So I thought about taking lessons, which would have been the last thing I had in mind. I rang Mosimann’s and Jerome Henry — Anton Mosimann’s head chef — told me to come along. I thought he was going to say come for half a day. I stayed for three days of private tuition.

It was an education — not least in the cost of kosher meat.

First, I had to know how to hold a knife. I admit I never saw Sara use one like that, more or less sliding along the so-clean work surface. Even my beloved wife worked in what finished up looking as if a hurricane had struck.

Not in the Mosimann’s kitchen. All the ingredients for his minestrone were laid out neatly at the head of the table and picked up as if holding a human body part ready for transplant. Every bit left over, a bit of tomato, the top layer of a carrot, a shred of onion skin, was neatly stored in a bowl, ready to be made into stock.

“Chop,” Henry said, so I chopped. If he hadn’t been such a nice man, he would have chopped my fingers off. Instead he muttered something only when I attacked the parsnip with the severity of a man about to commit hari-kari as the colour of the vegetable changed from off-white to red.

We (and I emphasise the word “we”) made salmon in a way that I didn’t imagine it could be made — searing the fish then baking it with an avocado sauce. He used a thermometer, which seems to be as vital a piece of equipment as one of the lethal knives.

But the real joy was the apple tart. I actually found myself looking at my work with the kind of pride I usually hoped to have with the far easier task of writing a book — the pastry nicely rolled, the apple cut into attractive slices, the sugar sprinkled evenly.

Even if the pastry overhung the plate in a rather ungainly way, it was a triumph. Henry did most of it, of course, but he allowed me to take credit. And to take it home.

The following week was more of an eye opener. Henry went to a kosher butcher and bought a joint that cost an amount that if paid in tax would considerably help the national debt. Having said that, he was impressed.

“As good as anything that is not kosher,” he said. “It would perhaps have been a little better if it had been allowed to hang.”

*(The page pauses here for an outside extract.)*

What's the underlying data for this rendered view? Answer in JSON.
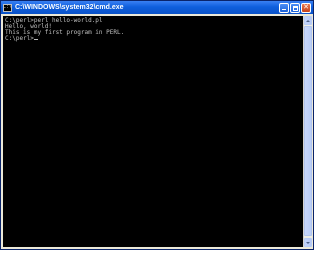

Suggest that to a kosher butcher and he’d probably say that it was not the meat that needed to have been hung. But it looked great — and it tasted great, although the first taste was rather salty. He hadn’t realised that koshering the meat made it that way before it ever saw the oven. But that was just one slice. When it came to the dinner party, it was sensational.

As was the leek and potato soup — my daughter Fiona’s recipe this time. “The best I’ve ever tasted,” said one of my guests whom I don’t think was just trying to be kind.

Fiona’s a great cook, but the really brilliant chefs are my granddaughters Beth, now at Cambridge, and Ellie, still at school but moonlighting at a top restaurant. They know their onions — and their tomato soup and the fishcakes are the finest I’ve ever tasted.

They are also great teachers. If Henry ever decides to hang up his tall hat, Beth and Ellie would be worthy successors. As my own tomato soup and fishcakes proved.

This week, I was back where it all began — making chicken soup. I think Sara might have liked it.

As Henry said: “Cooking is for memories.”